# Forum > World of Warcraft > World of Warcraft Bots and Programs > WoW Bots Questions & Requests >  rotation bot leveling (PQR)

## classdog

hi all

iv been paying with PQR for a couple of days now.
iv got a profile for all my L90 chars most downloaded from this form with a bit of tinkering.

now I would to like to make a profile for my l62 dk and it seem that PQR is reacting weird to some spells.
is there a problem with PQR with non L90 chars?

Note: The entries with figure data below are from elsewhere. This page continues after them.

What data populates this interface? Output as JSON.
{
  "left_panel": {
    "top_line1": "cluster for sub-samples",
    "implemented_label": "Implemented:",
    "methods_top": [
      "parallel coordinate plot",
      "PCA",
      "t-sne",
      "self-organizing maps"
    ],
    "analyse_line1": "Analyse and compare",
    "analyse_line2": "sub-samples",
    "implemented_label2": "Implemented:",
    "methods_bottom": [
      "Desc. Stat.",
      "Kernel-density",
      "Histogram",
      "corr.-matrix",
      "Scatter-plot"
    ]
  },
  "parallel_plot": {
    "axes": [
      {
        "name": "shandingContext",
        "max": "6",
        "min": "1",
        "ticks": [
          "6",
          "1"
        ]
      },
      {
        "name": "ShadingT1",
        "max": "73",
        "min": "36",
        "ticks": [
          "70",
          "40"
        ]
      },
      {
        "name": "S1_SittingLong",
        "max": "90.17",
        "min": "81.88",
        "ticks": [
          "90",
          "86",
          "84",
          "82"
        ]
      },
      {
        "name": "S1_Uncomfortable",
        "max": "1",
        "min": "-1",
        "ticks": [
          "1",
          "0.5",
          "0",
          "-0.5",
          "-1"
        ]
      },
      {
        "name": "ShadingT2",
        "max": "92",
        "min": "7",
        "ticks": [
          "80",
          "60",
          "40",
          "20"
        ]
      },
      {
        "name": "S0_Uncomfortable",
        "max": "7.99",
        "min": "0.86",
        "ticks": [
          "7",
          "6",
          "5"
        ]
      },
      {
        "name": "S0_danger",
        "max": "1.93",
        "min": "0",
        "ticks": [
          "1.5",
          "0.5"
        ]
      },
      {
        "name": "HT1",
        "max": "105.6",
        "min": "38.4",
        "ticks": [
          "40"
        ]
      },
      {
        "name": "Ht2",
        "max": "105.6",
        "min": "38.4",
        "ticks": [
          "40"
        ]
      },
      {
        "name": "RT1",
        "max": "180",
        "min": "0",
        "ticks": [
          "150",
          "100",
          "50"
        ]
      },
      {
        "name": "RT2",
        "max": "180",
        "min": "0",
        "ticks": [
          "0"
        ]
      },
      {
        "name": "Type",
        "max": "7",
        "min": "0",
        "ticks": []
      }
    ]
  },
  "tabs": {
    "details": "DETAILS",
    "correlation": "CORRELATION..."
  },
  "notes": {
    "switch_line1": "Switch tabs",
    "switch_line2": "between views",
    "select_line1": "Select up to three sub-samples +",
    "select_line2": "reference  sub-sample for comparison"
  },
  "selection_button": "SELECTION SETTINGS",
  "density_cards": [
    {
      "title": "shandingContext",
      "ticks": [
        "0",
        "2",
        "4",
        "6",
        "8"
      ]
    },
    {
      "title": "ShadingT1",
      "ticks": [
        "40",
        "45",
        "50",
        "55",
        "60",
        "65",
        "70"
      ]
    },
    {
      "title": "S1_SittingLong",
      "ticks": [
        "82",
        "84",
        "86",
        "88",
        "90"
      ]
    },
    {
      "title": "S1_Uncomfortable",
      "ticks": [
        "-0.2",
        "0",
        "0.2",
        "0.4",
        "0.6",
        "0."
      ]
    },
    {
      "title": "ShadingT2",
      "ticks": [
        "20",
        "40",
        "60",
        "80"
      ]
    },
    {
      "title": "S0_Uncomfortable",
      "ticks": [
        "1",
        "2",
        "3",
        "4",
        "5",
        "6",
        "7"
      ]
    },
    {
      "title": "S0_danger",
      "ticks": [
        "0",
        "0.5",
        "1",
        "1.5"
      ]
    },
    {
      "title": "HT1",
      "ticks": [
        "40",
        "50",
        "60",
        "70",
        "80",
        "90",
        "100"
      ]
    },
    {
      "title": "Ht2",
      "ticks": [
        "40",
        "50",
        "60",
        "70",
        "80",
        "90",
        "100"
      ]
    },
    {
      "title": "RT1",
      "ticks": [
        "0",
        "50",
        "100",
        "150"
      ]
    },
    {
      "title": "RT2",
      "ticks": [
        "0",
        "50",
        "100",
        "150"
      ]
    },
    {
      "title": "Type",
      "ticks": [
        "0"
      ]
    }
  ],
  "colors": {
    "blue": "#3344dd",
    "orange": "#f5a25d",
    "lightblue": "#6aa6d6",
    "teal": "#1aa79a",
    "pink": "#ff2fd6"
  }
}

and douse ne body cutch a profile

thank 
classdog

----------


## crystal_tech

the profiles your using are coded for max level

in most cases you could add

if not IsPlayerSpell(id) then return false end

to each spell and replace the id with that spell id just place it at the top of each ability, it would cause pqr to skip that spell if not known.

----------


## classdog

thx for the reaction and I will keep that in mind.
but I found a other flaw in my system.
the spell id and buff id shown by my addons ar not always correct.
is there ne body who can tell me the best way to get the id's,
iv used elvui and idtip. both give me id 108557 for the monks jab.
while wowhead tought me that it should be 100780.

----------


## kuukuu

> thx for the reaction and I will keep that in mind.
> but I found a other flaw in my system.
> the spell id and buff id shown by my addons ar not always correct.
> is there ne body who can tell me the best way to get the id's,
> iv used elvui and idtip. both give me id 108557 for the monks jab.
> while wowhead tought me that it should be 100780.


Jab morphs based on what weapon you have. Wowhead even says that. I use Wowhead for any ids though overall.

----------